La lactancia materna está rodeada de un aura de sabiduría popular que, transmitida de generación en generación, mezcla consejos valiosos con mitos profundamente arraigados que pueden socavar la confianza de una madre y complicar innecesariamente su experiencia. Separar la evidencia científica de la creencia infundada es crucial para empoderar a las mujeres con información precisa, permitiéndoles tomar decisiones basadas en la realidad y no en el miedo o la desinformación. Uno de los mitos más persistentes y dañinos es que «muchas mujeres no producen suficiente leche de buena calidad». La realidad es que la verdadera insuficiencia de producción (hipogalactia primaria) es médicamente muy rara. La gran mayoría de los casos de «baja producción» se deben a prácticas de manejo inadecuadas, como tomas infrecuentes, agarres incorrectos, uso temprano de chupetes que enmascaran las señales de hambre, o suplementos con fórmula que, al reducir la estimulación del pecho, envían la señal de que se necesita menos leche. La calidad de la leche, por otro lado, es consistente; está diseñada para ser perfecta para el bebé, incluso si la dieta materna no es ideal, ya que el cuerpo prioriza la producción de leche a expensas de las reservas maternas.
Otro de los mitos más comunes es que «si el bebé pide mucho el pecho, es que se queda con hambre o la leche no lo llena». Esto lleva a suplementos innecesarios que, como se mencionó, iniciarán un ciclo de menor producción. La frecuencia de las tomas no es un indicador de mala calidad o cantidad, sino del diseño perfecto de la leche materna. Es de fácil y rápida digestión, por lo que los estómagos de los bebés se vacían con frecuencia. Además, amamantar no es solo comida; es consuelo, apego, regulación emocional y seguridad. Un bebé que pide mucho puede estar pasando por un estirón, necesitando contacto o simplemente disfrutando de la proximidad con su madre. La creencia de que «hay que dar ambos pechos en cada toma» puede interferir con una lactancia óptima. La leche al final de la toma es más rica en grasa y calorías. Si se cambia al bebé de pecho prematuramente, se arriesga a que se llene solo de la leche inicial, más baja en grasa, lo que puede afectar su aumento de peso y su saciedad. La recomendación actual es permitir que el bebé vacíe bien un pecho antes de ofrecer el otro («terminar un lado primero»), asegurándose así de que recibe la leche rica en grasas.
El mito de que «amamantar duele» es particularmente peligroso. Si bien puede haber una leve molestia o sensibilidad los primeros segundos, un dolor persistente, agudo o que agrieta los pezones es siempre una señal de que algo anda mal, casi siempre un agarre incorrecto. Normalizar el dolor lleva a las mujeres a sufrir en silencio y a abandonar la lactancia prematuramente, cuando la solución suele ser una simple corrección de la técnica. Finalmente, la idea de que «ciertos alimentos en la dieta materna causan cólicos» es exagerada. Si bien es cierto que algunas proteínas de la leche de vaca o de otros alérgenos potenciales pueden pasar a la leche y afectar a un pequeño porcentaje de bebés sensibles, la mayoría no reaccionará. Eliminar alimentos de forma preventiva y sin supervisión no es necesario y puede ser perjudicial para la nutrición de la madre. La solución no está en una dieta restrictiva, sino en observar al bebé y, si hay síntomas severos, consultar con un pediatra para una evaluación adecuada.

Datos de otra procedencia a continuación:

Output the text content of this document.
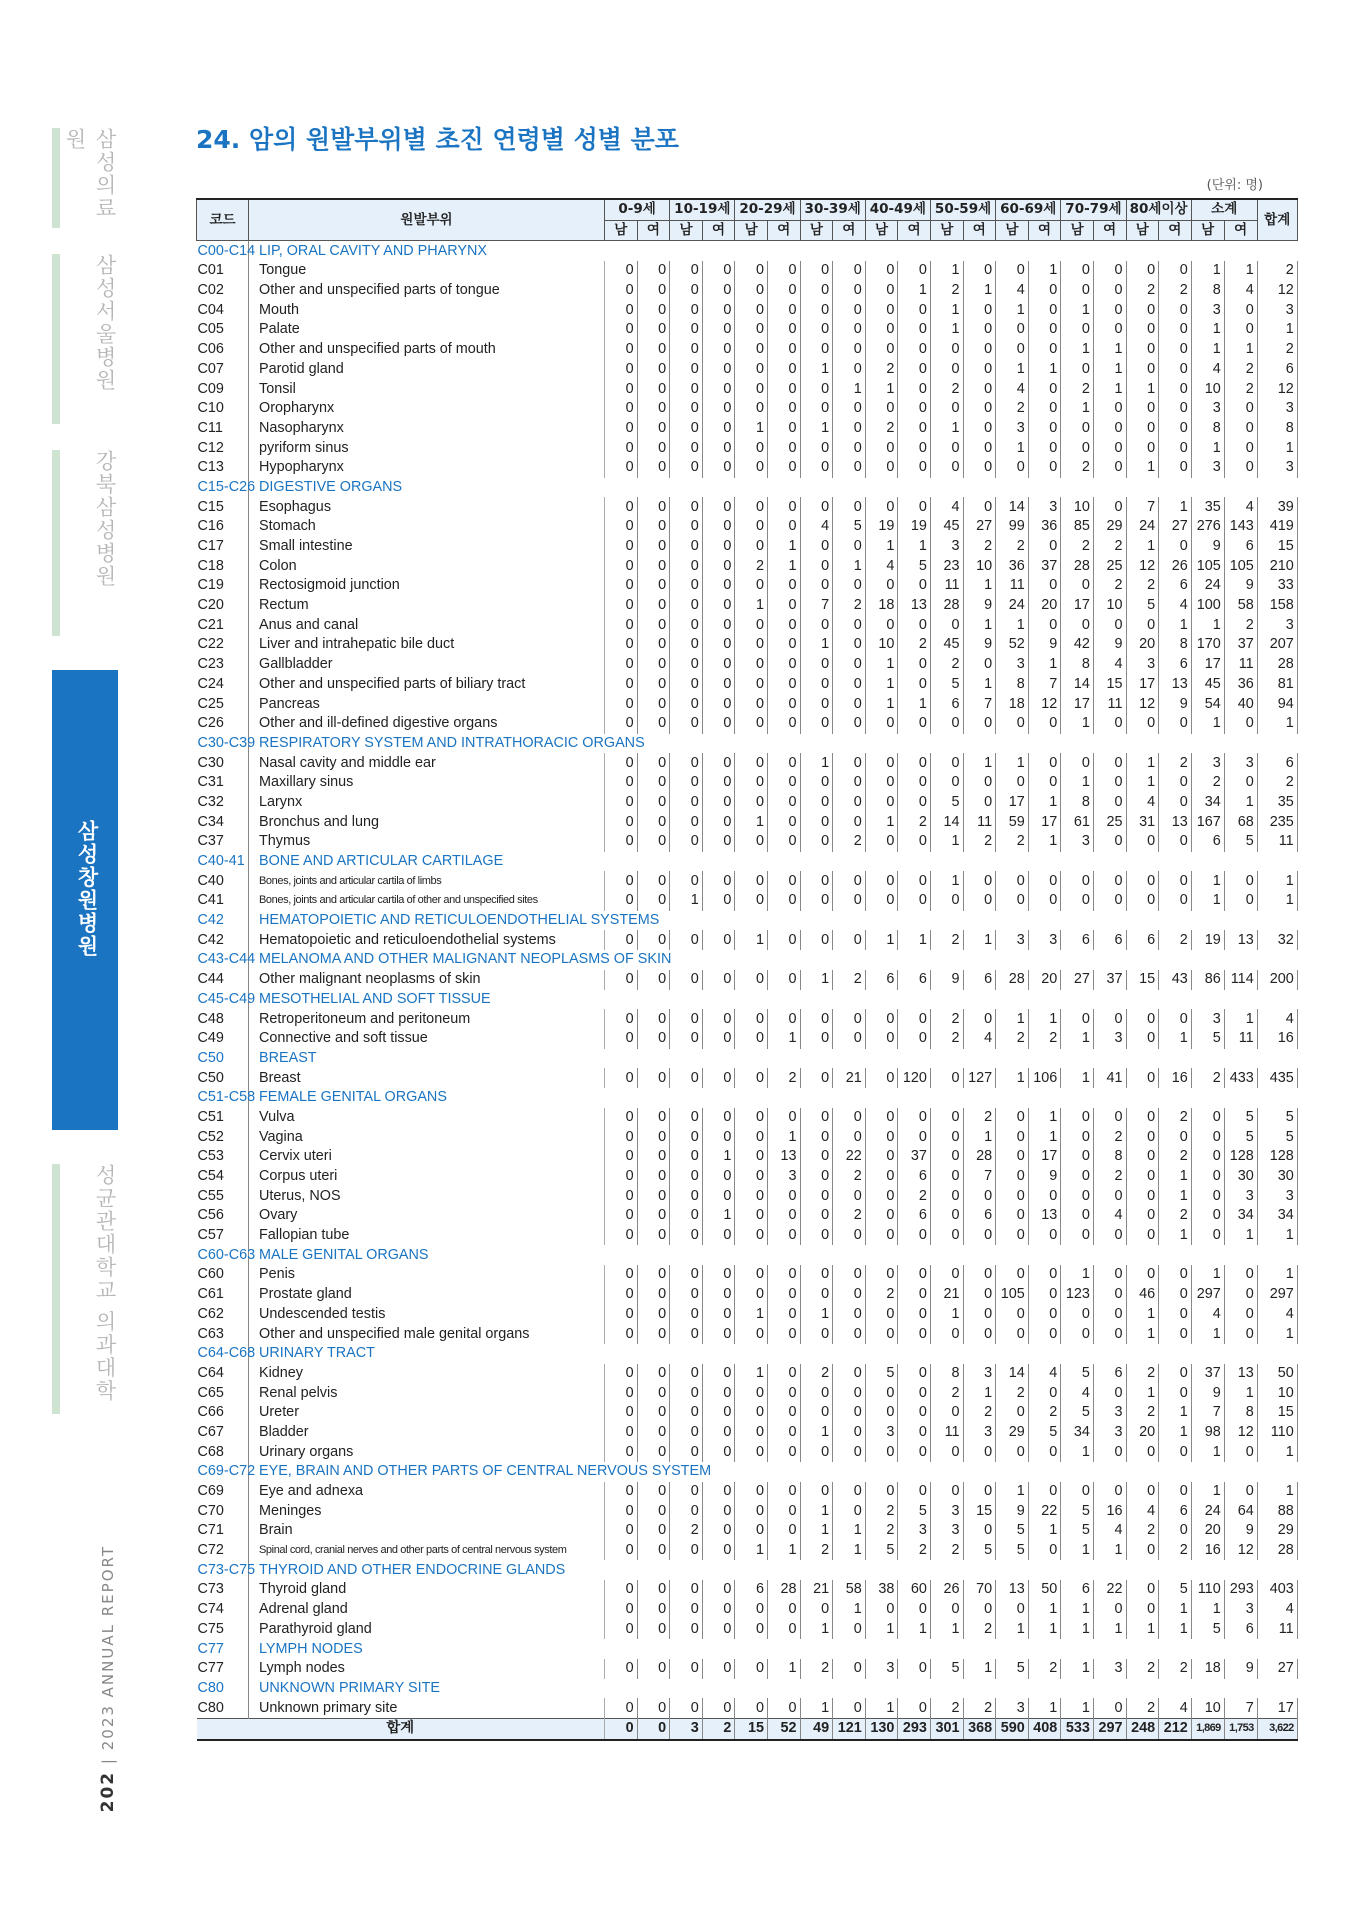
삼성의료원
삼성서울병원
강북삼성병원
삼성창원병원
성균관대학교 의과대학
202 | 2023 ANNUAL REPORT
24. 암의 원발부위별 초진 연령별 성별 분포
(단위: 명)
코드	원발부위	0-9세		10-19세		20-29세		30-39세		40-49세		50-59세		60-69세		70-79세		80세이상		소계		합계
		남	여	남	여	남	여	남	여	남	여	남	여	남	여	남	여	남	여	남	여	
C00-C14	LIP, ORAL CAVITY AND PHARYNX																					
C01	Tongue	0	0	0	0	0	0	0	0	0	0	1	0	0	1	0	0	0	0	1	1	2
C02	Other and unspecified parts of tongue	0	0	0	0	0	0	0	0	0	1	2	1	4	0	0	0	2	2	8	4	12
C04	Mouth	0	0	0	0	0	0	0	0	0	0	1	0	1	0	1	0	0	0	3	0	3
C05	Palate	0	0	0	0	0	0	0	0	0	0	1	0	0	0	0	0	0	0	1	0	1
C06	Other and unspecified parts of mouth	0	0	0	0	0	0	0	0	0	0	0	0	0	0	1	1	0	0	1	1	2
C07	Parotid gland	0	0	0	0	0	0	1	0	2	0	0	0	1	1	0	1	0	0	4	2	6
C09	Tonsil	0	0	0	0	0	0	0	1	1	0	2	0	4	0	2	1	1	0	10	2	12
C10	Oropharynx	0	0	0	0	0	0	0	0	0	0	0	0	2	0	1	0	0	0	3	0	3
C11	Nasopharynx	0	0	0	0	1	0	1	0	2	0	1	0	3	0	0	0	0	0	8	0	8
C12	pyriform sinus	0	0	0	0	0	0	0	0	0	0	0	0	1	0	0	0	0	0	1	0	1
C13	Hypopharynx	0	0	0	0	0	0	0	0	0	0	0	0	0	0	2	0	1	0	3	0	3
C15-C26	DIGESTIVE ORGANS																					
C15	Esophagus	0	0	0	0	0	0	0	0	0	0	4	0	14	3	10	0	7	1	35	4	39
C16	Stomach	0	0	0	0	0	0	4	5	19	19	45	27	99	36	85	29	24	27	276	143	419
C17	Small intestine	0	0	0	0	0	1	0	0	1	1	3	2	2	0	2	2	1	0	9	6	15
C18	Colon	0	0	0	0	2	1	0	1	4	5	23	10	36	37	28	25	12	26	105	105	210
C19	Rectosigmoid junction	0	0	0	0	0	0	0	0	0	0	11	1	11	0	0	2	2	6	24	9	33
C20	Rectum	0	0	0	0	1	0	7	2	18	13	28	9	24	20	17	10	5	4	100	58	158
C21	Anus and canal	0	0	0	0	0	0	0	0	0	0	0	1	1	0	0	0	0	1	1	2	3
C22	Liver and intrahepatic bile duct	0	0	0	0	0	0	1	0	10	2	45	9	52	9	42	9	20	8	170	37	207
C23	Gallbladder	0	0	0	0	0	0	0	0	1	0	2	0	3	1	8	4	3	6	17	11	28
C24	Other and unspecified parts of biliary tract	0	0	0	0	0	0	0	0	1	0	5	1	8	7	14	15	17	13	45	36	81
C25	Pancreas	0	0	0	0	0	0	0	0	1	1	6	7	18	12	17	11	12	9	54	40	94
C26	Other and ill-defined digestive organs	0	0	0	0	0	0	0	0	0	0	0	0	0	0	1	0	0	0	1	0	1
C30-C39	RESPIRATORY SYSTEM AND INTRATHORACIC ORGANS																					
C30	Nasal cavity and middle ear	0	0	0	0	0	0	1	0	0	0	0	1	1	0	0	0	1	2	3	3	6
C31	Maxillary sinus	0	0	0	0	0	0	0	0	0	0	0	0	0	0	1	0	1	0	2	0	2
C32	Larynx	0	0	0	0	0	0	0	0	0	0	5	0	17	1	8	0	4	0	34	1	35
C34	Bronchus and lung	0	0	0	0	1	0	0	0	1	2	14	11	59	17	61	25	31	13	167	68	235
C37	Thymus	0	0	0	0	0	0	0	2	0	0	1	2	2	1	3	0	0	0	6	5	11
C40-41	BONE AND ARTICULAR CARTILAGE																					
C40	Bones, joints and articular cartila of limbs	0	0	0	0	0	0	0	0	0	0	1	0	0	0	0	0	0	0	1	0	1
C41	Bones, joints and articular cartila of other and unspecified sites	0	0	1	0	0	0	0	0	0	0	0	0	0	0	0	0	0	0	1	0	1
C42	HEMATOPOIETIC AND RETICULOENDOTHELIAL SYSTEMS																					
C42	Hematopoietic and reticuloendothelial systems	0	0	0	0	1	0	0	0	1	1	2	1	3	3	6	6	6	2	19	13	32
C43-C44	MELANOMA AND OTHER MALIGNANT NEOPLASMS OF SKIN																					
C44	Other malignant neoplasms of skin	0	0	0	0	0	0	1	2	6	6	9	6	28	20	27	37	15	43	86	114	200
C45-C49	MESOTHELIAL AND SOFT TISSUE																					
C48	Retroperitoneum and peritoneum	0	0	0	0	0	0	0	0	0	0	2	0	1	1	0	0	0	0	3	1	4
C49	Connective and soft tissue	0	0	0	0	0	1	0	0	0	0	2	4	2	2	1	3	0	1	5	11	16
C50	BREAST																					
C50	Breast	0	0	0	0	0	2	0	21	0	120	0	127	1	106	1	41	0	16	2	433	435
C51-C58	FEMALE GENITAL ORGANS																					
C51	Vulva	0	0	0	0	0	0	0	0	0	0	0	2	0	1	0	0	0	2	0	5	5
C52	Vagina	0	0	0	0	0	1	0	0	0	0	0	1	0	1	0	2	0	0	0	5	5
C53	Cervix uteri	0	0	0	1	0	13	0	22	0	37	0	28	0	17	0	8	0	2	0	128	128
C54	Corpus uteri	0	0	0	0	0	3	0	2	0	6	0	7	0	9	0	2	0	1	0	30	30
C55	Uterus, NOS	0	0	0	0	0	0	0	0	0	2	0	0	0	0	0	0	0	1	0	3	3
C56	Ovary	0	0	0	1	0	0	0	2	0	6	0	6	0	13	0	4	0	2	0	34	34
C57	Fallopian tube	0	0	0	0	0	0	0	0	0	0	0	0	0	0	0	0	0	1	0	1	1
C60-C63	MALE GENITAL ORGANS																					
C60	Penis	0	0	0	0	0	0	0	0	0	0	0	0	0	0	1	0	0	0	1	0	1
C61	Prostate gland	0	0	0	0	0	0	0	0	2	0	21	0	105	0	123	0	46	0	297	0	297
C62	Undescended testis	0	0	0	0	1	0	1	0	0	0	1	0	0	0	0	0	1	0	4	0	4
C63	Other and unspecified male genital organs	0	0	0	0	0	0	0	0	0	0	0	0	0	0	0	0	1	0	1	0	1
C64-C68	URINARY TRACT																					
C64	Kidney	0	0	0	0	1	0	2	0	5	0	8	3	14	4	5	6	2	0	37	13	50
C65	Renal pelvis	0	0	0	0	0	0	0	0	0	0	2	1	2	0	4	0	1	0	9	1	10
C66	Ureter	0	0	0	0	0	0	0	0	0	0	0	2	0	2	5	3	2	1	7	8	15
C67	Bladder	0	0	0	0	0	0	1	0	3	0	11	3	29	5	34	3	20	1	98	12	110
C68	Urinary organs	0	0	0	0	0	0	0	0	0	0	0	0	0	0	1	0	0	0	1	0	1
C69-C72	EYE, BRAIN AND OTHER PARTS OF CENTRAL NERVOUS SYSTEM																					
C69	Eye and adnexa	0	0	0	0	0	0	0	0	0	0	0	0	1	0	0	0	0	0	1	0	1
C70	Meninges	0	0	0	0	0	0	1	0	2	5	3	15	9	22	5	16	4	6	24	64	88
C71	Brain	0	0	2	0	0	0	1	1	2	3	3	0	5	1	5	4	2	0	20	9	29
C72	Spinal cord, cranial nerves and other parts of central nervous system	0	0	0	0	1	1	2	1	5	2	2	5	5	0	1	1	0	2	16	12	28
C73-C75	THYROID AND OTHER ENDOCRINE GLANDS																					
C73	Thyroid gland	0	0	0	0	6	28	21	58	38	60	26	70	13	50	6	22	0	5	110	293	403
C74	Adrenal gland	0	0	0	0	0	0	0	1	0	0	0	0	0	1	1	0	0	1	1	3	4
C75	Parathyroid gland	0	0	0	0	0	0	1	0	1	1	1	2	1	1	1	1	1	1	5	6	11
C77	LYMPH NODES																					
C77	Lymph nodes	0	0	0	0	0	1	2	0	3	0	5	1	5	2	1	3	2	2	18	9	27
C80	UNKNOWN PRIMARY SITE																					
C80	Unknown primary site	0	0	0	0	0	0	1	0	1	0	2	2	3	1	1	0	2	4	10	7	17
합계		0	0	3	2	15	52	49	121	130	293	301	368	590	408	533	297	248	212	1,869	1,753	3,622
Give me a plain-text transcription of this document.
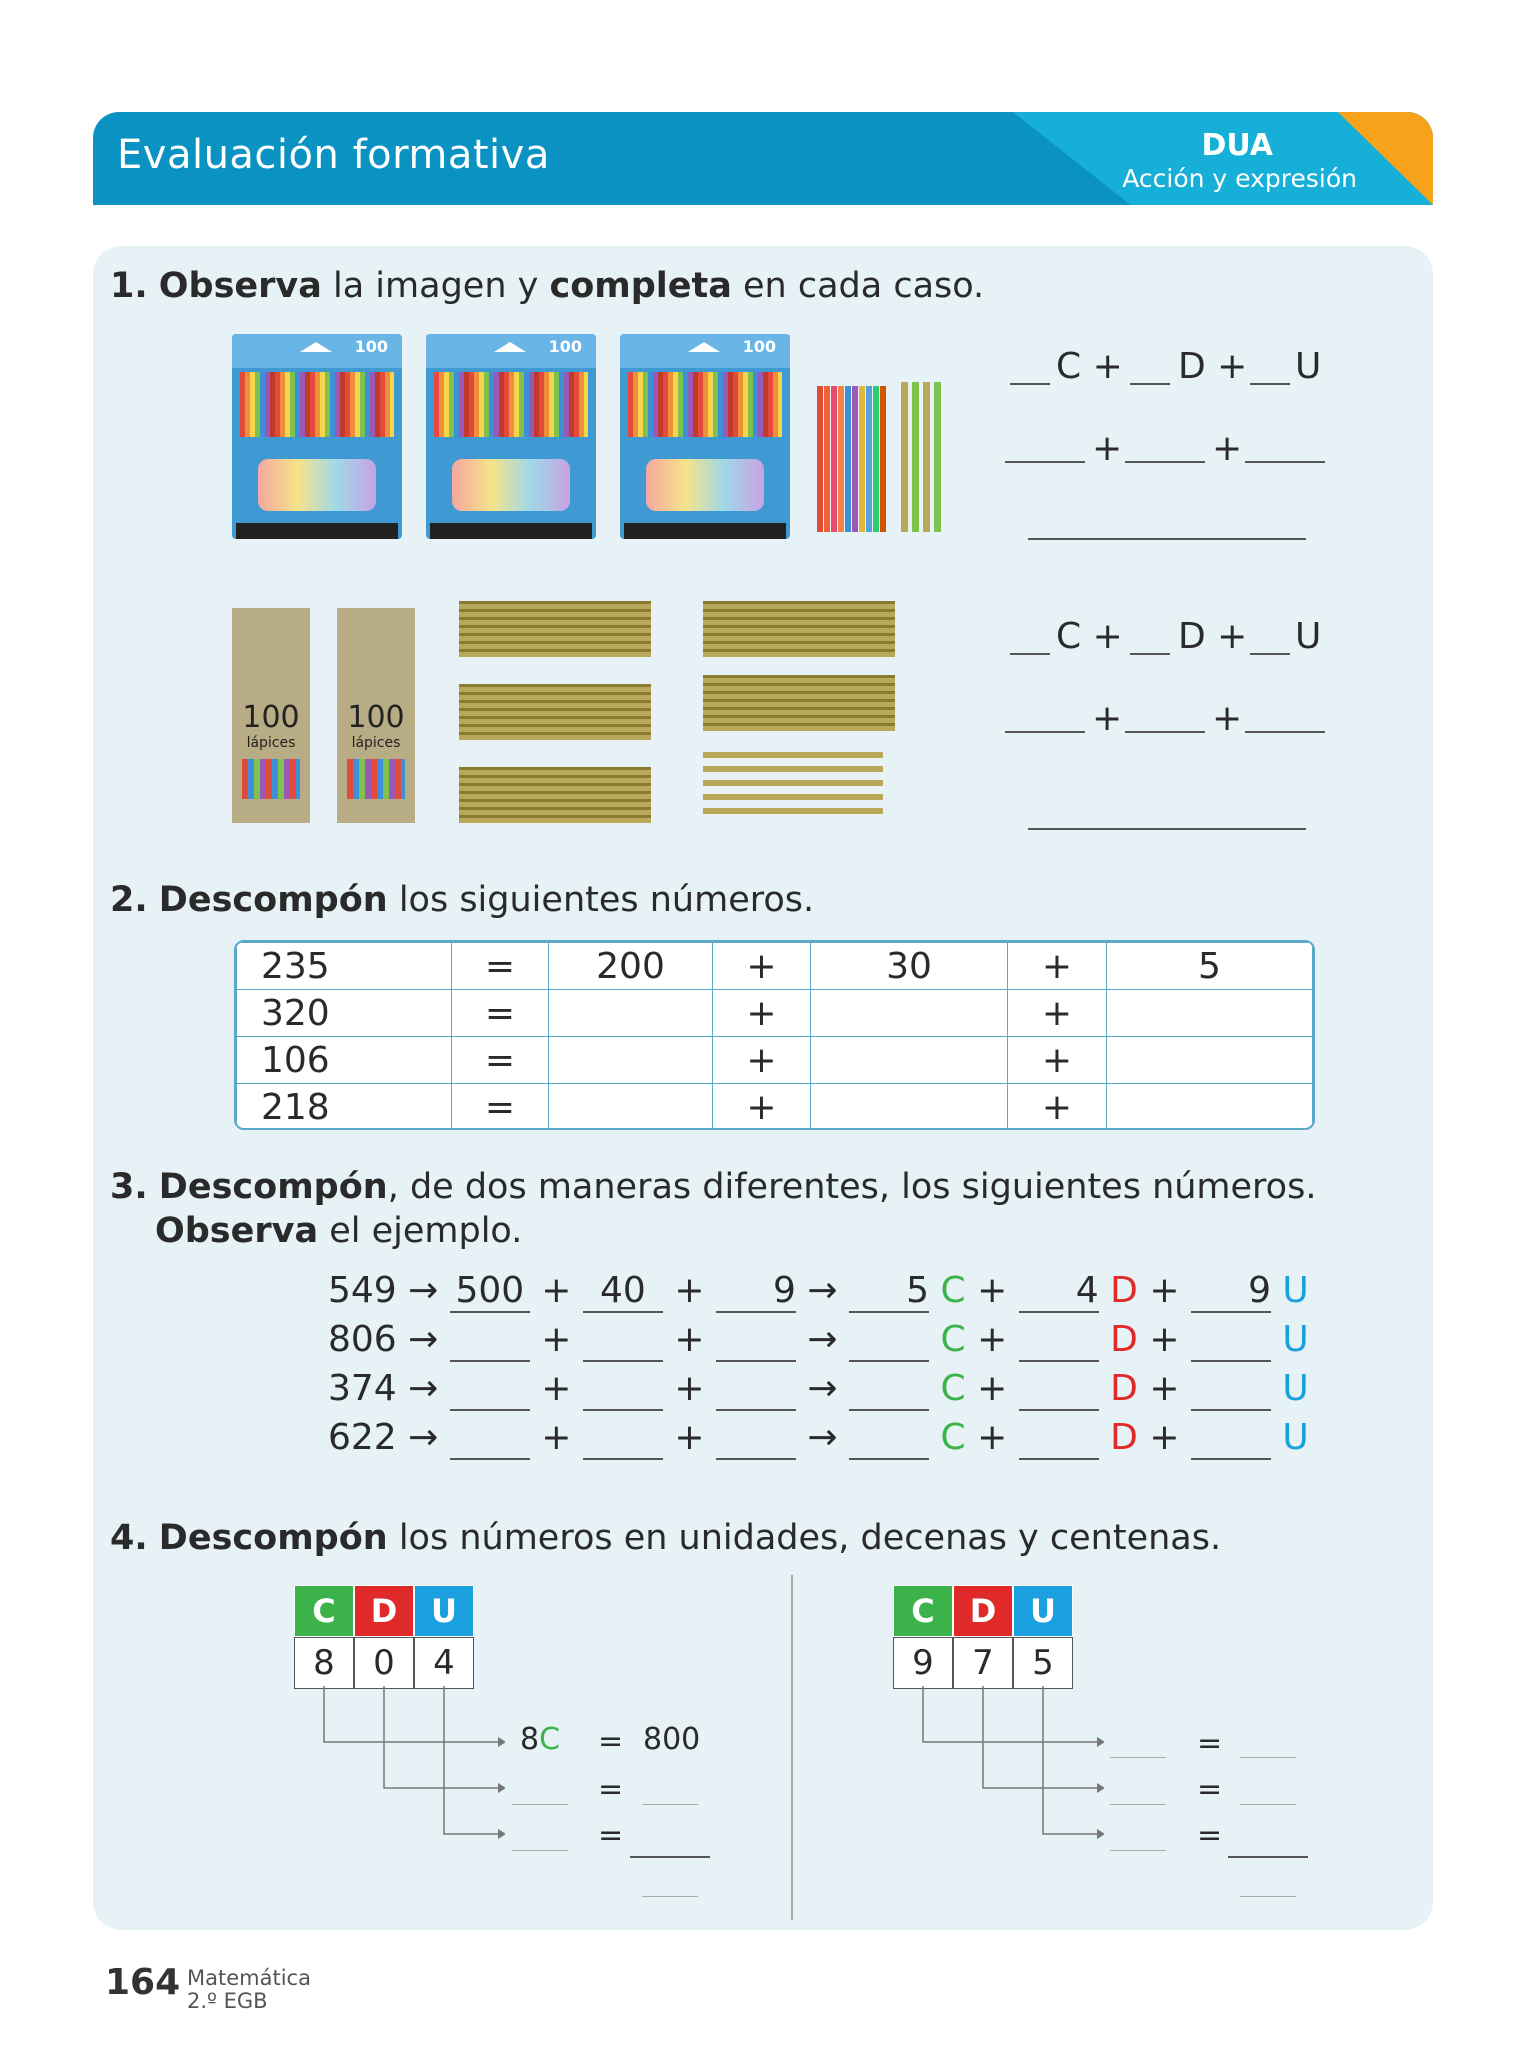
Evaluación formativa	DUA
Acción y expresión
1. Observa la imagen y completa en cada caso.
100	100	100	C + D + U
+ +
100
lápices
100
lápices
C + D + U
+ +
2. Descompón los siguientes números.
235	=	200	+	30	+	5
320	=		+		+	
106	=		+		+	
218	=		+		+	
3. Descompón, de dos maneras diferentes, los siguientes números.
Observa el ejemplo.
549 → 500 + 40 + 9 → 5 C + 4 D + 9 U
806 →	+	+	→	C +	D +	U
374 →	+	+	→	C +	D +	U
622 →	+	+	→	C +	D +	U
4. Descompón los números en unidades, decenas y centenas.
C	D	U
8	0	4
8C = 800
=
=
C	D	U
9	7	5
=
=
=
164 Matemática
2.º EGB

La lactancia materna ha estado rodeada de mitos que generan inseguridad en muchas madres, como creer que la leche “no llena” o que existen horarios estrictos para amamantar. La realidad es que cada cuerpo y cada bebé son únicos, y la leche materna está diseñada para cubrir todas sus necesidades. Informarse, preguntar a profesionales y compartir experiencias con otras madres ayuda a derribar prejuicios y a confiar en la capacidad natural de amamantar. Reconocer las verdades respaldadas por la ciencia empodera a las familias y promueve una lactancia más libre, respetada y disfrutada, brindando bienestar físico y emocional.